Some R646 owners on AVS Forum have noticed an infrequent video slowdown or “slow motion” effect with the TV; I think I briefly encountered this while watching Sling TV one night and Peacock on another, but it’s hard to be sure when you’re talking about streaming services. It only happened once or twice and corrected itself after about 15 seconds. Hopefully this is another thing TCL can resolve with firmware.

With a few updates under the TV’s belt, the Google TV software experience is also now where it ought to be. The interface does a great job with personalized recommendations — though it continues to sting that Netflix is unwilling to participate — and the built-in microphone array picked up my “Hey Google” voice queries without any struggles even when the TV was playing something.
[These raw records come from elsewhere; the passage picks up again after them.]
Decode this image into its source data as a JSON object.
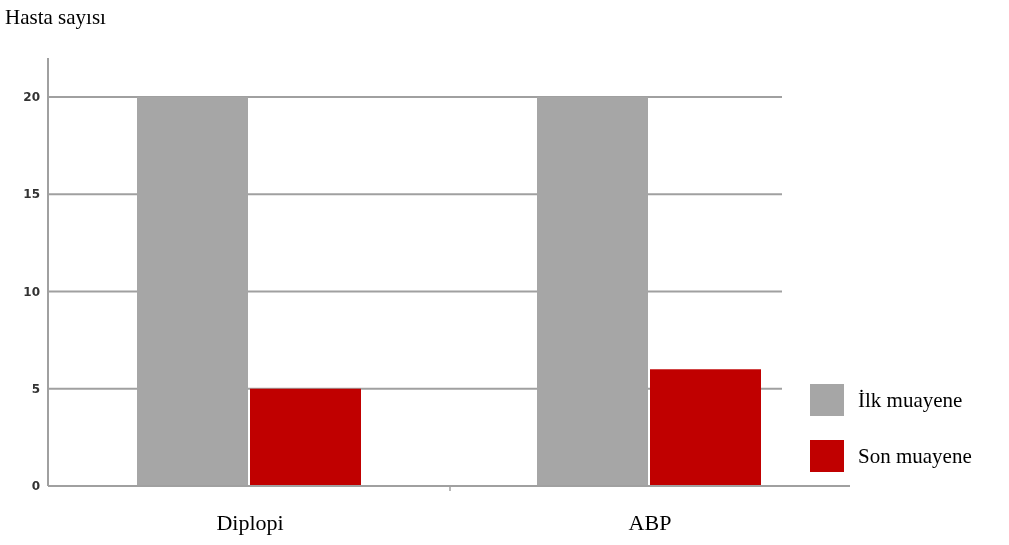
{
  "chart_data": {
    "type": "bar",
    "ylabel": "Hasta sayısı",
    "categories": [
      "Diplopi",
      "ABP"
    ],
    "series": [
      {
        "name": "İlk muayene",
        "color": "#a6a6a6",
        "values": [
          20,
          20
        ]
      },
      {
        "name": "Son muayene",
        "color": "#c00000",
        "values": [
          5,
          6
        ]
      }
    ],
    "ylim": [
      0,
      22
    ],
    "yticks": [
      0,
      5,
      10,
      15,
      20
    ],
    "grid": "y",
    "legend": "right"
  }
}
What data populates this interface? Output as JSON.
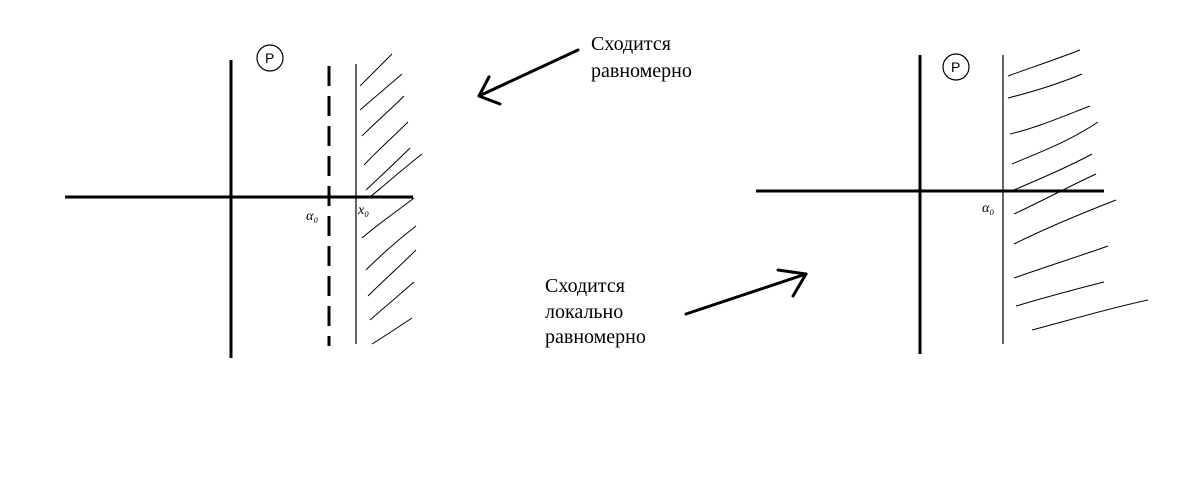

You can turn off the mics with a physical switch if you’re not a fan of the concept. Google’s OS offers pretty much every streaming app you could want, and also comes with Google Cast built-in. On the flip side, TCL’s Roku TVs support Apple’s AirPlay 2 and HomeKit protocols, but that’s not true of the Google TV models.

I tested the R646 with both my Xbox Series X and PS5, and this is one heck of a gaming TV. Uncharted: Legacy of Thieves collection looks stunning in its 4K fidelity mode — same for Forza Horizon 5. Halo Infinite and Uncharted both played great in their 120Hz modes. Some owners have wondered whether TCL might be adjusting or halving the resolution of 4K games when running at 120Hz, but the company insists that the 6-Series Google TV maintains a full 4K output when that’s what it’s receiving from a game. This is a key differentiator from the Roku TV edition, which only supports 1440p at 120Hz.
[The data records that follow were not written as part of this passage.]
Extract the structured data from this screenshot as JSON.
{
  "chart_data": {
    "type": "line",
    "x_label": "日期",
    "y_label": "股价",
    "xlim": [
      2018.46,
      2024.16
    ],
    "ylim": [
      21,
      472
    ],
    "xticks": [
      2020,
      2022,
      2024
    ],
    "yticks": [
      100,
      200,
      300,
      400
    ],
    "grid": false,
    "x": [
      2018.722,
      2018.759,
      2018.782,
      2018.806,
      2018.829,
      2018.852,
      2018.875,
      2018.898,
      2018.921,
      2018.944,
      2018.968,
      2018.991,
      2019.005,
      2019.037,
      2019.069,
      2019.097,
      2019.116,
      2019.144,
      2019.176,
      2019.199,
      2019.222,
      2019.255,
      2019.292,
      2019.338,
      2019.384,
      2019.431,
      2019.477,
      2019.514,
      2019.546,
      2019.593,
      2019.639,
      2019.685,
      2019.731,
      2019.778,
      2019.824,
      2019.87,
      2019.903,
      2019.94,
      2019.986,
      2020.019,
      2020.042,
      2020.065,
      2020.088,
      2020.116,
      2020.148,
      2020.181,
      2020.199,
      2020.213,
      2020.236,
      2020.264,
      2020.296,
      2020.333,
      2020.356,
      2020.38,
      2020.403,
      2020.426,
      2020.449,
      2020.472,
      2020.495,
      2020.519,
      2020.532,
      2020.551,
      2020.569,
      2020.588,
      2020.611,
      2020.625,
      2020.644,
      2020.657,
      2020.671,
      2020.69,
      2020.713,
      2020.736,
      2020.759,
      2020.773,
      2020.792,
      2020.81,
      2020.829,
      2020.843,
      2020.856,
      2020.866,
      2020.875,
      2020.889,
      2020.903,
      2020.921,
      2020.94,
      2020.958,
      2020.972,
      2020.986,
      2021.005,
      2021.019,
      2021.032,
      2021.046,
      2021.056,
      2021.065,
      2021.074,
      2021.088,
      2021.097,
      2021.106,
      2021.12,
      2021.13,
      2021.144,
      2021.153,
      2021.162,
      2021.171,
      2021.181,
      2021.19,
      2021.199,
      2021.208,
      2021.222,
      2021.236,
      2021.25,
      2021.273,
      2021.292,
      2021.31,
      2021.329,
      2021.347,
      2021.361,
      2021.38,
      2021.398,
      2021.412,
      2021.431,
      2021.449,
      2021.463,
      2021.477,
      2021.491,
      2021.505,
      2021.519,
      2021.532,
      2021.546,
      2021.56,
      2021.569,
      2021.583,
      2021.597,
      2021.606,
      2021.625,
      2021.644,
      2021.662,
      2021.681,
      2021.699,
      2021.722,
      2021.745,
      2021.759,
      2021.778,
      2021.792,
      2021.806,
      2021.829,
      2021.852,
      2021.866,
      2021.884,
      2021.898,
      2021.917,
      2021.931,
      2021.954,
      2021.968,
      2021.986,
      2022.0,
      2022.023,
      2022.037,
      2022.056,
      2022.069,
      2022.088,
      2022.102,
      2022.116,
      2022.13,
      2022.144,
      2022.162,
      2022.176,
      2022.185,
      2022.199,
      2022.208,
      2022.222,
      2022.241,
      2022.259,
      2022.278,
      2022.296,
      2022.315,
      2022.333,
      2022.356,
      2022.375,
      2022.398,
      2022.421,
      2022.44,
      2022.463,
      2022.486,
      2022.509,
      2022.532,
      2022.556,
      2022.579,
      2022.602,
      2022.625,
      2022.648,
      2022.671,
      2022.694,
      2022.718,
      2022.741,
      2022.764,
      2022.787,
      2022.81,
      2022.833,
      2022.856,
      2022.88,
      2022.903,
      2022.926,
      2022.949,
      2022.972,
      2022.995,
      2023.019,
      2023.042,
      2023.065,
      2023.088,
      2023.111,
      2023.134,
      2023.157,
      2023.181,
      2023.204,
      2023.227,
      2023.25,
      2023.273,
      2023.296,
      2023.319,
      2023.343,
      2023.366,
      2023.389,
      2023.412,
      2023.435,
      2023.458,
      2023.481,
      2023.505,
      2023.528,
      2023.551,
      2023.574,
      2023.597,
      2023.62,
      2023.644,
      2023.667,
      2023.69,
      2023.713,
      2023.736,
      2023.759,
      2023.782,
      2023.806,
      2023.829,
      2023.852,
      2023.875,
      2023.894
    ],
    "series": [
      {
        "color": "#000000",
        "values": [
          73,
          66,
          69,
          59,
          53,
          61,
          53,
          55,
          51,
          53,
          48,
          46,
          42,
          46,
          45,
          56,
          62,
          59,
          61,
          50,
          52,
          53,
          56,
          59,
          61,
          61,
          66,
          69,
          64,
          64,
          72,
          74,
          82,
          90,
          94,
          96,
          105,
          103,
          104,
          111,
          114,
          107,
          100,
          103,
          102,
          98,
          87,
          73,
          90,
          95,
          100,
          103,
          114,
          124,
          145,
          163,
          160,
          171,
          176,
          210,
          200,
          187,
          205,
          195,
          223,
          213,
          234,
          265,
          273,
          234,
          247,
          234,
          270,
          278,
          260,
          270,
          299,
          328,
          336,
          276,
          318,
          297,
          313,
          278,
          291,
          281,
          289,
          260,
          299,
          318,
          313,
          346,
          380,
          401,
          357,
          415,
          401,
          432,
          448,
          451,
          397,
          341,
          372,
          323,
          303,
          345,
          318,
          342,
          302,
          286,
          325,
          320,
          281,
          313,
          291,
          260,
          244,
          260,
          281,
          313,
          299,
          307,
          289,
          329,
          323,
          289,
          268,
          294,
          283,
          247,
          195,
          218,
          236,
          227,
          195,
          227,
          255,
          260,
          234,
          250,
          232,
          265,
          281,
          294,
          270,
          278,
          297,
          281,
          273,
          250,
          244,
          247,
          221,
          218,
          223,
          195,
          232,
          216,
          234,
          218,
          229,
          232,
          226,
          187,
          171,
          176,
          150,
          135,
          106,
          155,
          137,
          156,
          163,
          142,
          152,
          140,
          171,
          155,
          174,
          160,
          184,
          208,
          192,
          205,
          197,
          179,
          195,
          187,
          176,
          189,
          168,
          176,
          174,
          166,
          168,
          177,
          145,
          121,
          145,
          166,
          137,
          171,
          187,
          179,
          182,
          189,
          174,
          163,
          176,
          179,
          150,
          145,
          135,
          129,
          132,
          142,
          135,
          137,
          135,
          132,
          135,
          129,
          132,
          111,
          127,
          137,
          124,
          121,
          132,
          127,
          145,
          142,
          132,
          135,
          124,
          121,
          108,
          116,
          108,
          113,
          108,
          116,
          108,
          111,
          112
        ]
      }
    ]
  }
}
Two of the HDMI ports support 4K gaming at 120Hz.

VRR seemed to work as expected on the Series X, helping to smoothen out gameplay and avoid any noticeable frame rate stutters. But as I mentioned earlier, the TV’s settings can get a little confusing in game mode: the local dimming option can sometimes disappear or display as “off” when VRR is enabled, but it’s actually still enabled and stays at whatever setting you had it at previously. Asked about, TCL spokesperson Rachelle Parks said:

TCL continuously evaluates the usability of TVs, including how to enable advanced controls for the many powerful features available through high-performance TVs like 6-Series. Although we believe that 6-Series featuring Google TV has the right balance between easy operation and advanced customization, together with our game console and graphics card partners that deliver VRR games, we are studying ways to make gaming even easier for our customers. And yes – local dimming is available with the game mode setting.

At the end of the day, TCL’s 6-Series Google TV is among the very best 4K TVs you’ll find in its price range and the sort of set that will keep owners satisfied for years to come. The company made an unfortunate mistake in shipping the R646 with half-baked software, but has managed to correct course in a respectable amount of time. The Google TV 6-Series is technically superior to its older Roku sibling in a number of ways — most importantly with that proper support for 4K 120Hz gaming — and it’s an impressive showcase of TCL’s Mini LED advancements. If you want a bright, bold TV and can find a deal, there’s little reason to hesitate. I wasn’t sure I’d be able to say that back when the software was laggy and bug-prone, but I’ve got no reservations now.